If you were to trace my artistic inclinations back, back, back to the
very beginning, you might deduce that I inherited the 'internal artist' from my mother's past generations. At a very young age, I was drawing for fun. I graduated from coloring books and began drawing my own pictures to color. The first examples of my so-called ability weren't very pretty: lopsided faces, stumpy bodies, the works. Even so, I was trying. I was an artist in the making.
Years passed and I was sucked into the anime craze. It consumed my life, year on and year off. It was a seasonal obsession, and though I look back on it with mild embarrassment, I'm grateful that it taught me what it did. I learned and studied anatomy without being completely conscious of it. I practiced drawing those idealistic bodies daily. Ever since then, I have been crossing over into a more realistic style of my own, all the while improving.
I've mostly noticed how my art has mimicked me through the years, and while my skill grew, I grew as well.
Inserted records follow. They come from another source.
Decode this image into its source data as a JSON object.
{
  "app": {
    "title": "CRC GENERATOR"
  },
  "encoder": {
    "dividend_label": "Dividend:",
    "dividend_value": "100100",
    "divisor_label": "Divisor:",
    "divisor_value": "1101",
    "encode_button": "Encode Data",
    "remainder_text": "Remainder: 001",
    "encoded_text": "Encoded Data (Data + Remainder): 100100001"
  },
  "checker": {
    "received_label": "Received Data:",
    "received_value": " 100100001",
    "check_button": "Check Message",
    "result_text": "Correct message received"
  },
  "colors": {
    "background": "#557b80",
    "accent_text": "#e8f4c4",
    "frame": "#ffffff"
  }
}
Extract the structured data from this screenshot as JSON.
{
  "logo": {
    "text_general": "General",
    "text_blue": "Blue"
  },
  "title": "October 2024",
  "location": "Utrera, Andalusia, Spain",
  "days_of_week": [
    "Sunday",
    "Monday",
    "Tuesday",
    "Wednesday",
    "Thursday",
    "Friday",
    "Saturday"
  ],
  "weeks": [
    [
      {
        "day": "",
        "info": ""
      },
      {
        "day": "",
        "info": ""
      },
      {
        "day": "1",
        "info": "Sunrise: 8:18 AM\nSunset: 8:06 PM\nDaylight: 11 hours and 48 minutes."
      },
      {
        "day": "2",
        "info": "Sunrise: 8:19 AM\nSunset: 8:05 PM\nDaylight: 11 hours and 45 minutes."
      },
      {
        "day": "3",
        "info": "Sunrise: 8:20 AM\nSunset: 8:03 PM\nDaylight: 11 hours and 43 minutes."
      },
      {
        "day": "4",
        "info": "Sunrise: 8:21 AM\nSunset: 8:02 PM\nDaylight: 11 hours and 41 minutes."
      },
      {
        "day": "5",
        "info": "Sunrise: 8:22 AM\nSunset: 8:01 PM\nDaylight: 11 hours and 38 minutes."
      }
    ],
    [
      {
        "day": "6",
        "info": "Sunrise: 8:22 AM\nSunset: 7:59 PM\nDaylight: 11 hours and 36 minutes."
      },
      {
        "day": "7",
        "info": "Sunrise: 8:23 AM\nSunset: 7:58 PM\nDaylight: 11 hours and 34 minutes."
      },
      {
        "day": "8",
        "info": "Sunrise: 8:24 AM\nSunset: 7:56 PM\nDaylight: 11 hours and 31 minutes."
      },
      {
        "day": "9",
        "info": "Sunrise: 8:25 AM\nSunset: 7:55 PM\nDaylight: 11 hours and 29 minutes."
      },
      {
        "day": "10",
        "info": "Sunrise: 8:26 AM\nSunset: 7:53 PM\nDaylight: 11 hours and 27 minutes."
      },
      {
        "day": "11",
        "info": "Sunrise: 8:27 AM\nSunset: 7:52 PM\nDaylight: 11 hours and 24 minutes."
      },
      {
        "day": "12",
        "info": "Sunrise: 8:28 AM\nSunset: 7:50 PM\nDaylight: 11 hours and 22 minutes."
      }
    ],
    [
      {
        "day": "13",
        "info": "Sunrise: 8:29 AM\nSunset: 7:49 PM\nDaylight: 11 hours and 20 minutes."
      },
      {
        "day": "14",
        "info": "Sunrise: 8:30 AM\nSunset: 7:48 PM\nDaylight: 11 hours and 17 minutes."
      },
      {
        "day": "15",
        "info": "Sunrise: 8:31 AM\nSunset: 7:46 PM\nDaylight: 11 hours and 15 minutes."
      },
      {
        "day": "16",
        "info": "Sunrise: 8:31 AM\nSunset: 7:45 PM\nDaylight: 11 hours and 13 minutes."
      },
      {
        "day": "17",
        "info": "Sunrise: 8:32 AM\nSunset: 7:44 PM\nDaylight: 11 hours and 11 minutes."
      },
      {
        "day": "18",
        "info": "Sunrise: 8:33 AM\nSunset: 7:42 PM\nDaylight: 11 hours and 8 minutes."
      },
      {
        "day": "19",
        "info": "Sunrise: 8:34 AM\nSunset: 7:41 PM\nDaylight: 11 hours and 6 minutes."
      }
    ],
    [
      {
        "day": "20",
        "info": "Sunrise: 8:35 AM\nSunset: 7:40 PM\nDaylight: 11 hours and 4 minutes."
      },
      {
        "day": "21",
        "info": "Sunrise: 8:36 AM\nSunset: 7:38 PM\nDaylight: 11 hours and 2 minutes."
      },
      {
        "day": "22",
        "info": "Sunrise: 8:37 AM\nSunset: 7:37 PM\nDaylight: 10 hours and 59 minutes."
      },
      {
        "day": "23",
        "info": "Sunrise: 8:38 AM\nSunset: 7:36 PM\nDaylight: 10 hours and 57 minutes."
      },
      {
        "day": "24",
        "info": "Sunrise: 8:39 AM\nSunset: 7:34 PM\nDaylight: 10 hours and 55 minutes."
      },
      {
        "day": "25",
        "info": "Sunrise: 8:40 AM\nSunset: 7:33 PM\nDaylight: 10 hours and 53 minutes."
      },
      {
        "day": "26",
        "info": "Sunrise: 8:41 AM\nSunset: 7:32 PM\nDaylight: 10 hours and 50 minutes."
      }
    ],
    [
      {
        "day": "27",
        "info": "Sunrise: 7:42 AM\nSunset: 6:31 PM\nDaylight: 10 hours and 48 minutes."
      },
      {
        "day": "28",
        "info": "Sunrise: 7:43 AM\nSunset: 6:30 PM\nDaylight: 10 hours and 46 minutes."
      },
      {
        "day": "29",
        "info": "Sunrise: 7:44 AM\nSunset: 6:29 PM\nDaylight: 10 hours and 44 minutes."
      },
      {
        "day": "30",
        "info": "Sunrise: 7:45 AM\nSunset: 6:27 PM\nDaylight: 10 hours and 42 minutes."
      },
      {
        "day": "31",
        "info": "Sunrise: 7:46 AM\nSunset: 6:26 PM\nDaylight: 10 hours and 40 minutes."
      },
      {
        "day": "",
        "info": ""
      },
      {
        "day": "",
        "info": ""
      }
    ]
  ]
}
Now, I find I've matured a bit, and I take my art much more seriously. I see it more as a future occupation than a hobby. With determination and a steadied hand, I went from disturbingly disproportionate sketches at age 8 to disturbing, yet proportionate sketches at age 17. Whether my art is favored or not, no one that has observed my work from years before can deny the progress I have seen. I'll continue to develop myself as an artist, a writer, a photographer and most importantly, as a good person. Art motivates me, and with that kind of fuel, I know I can go far.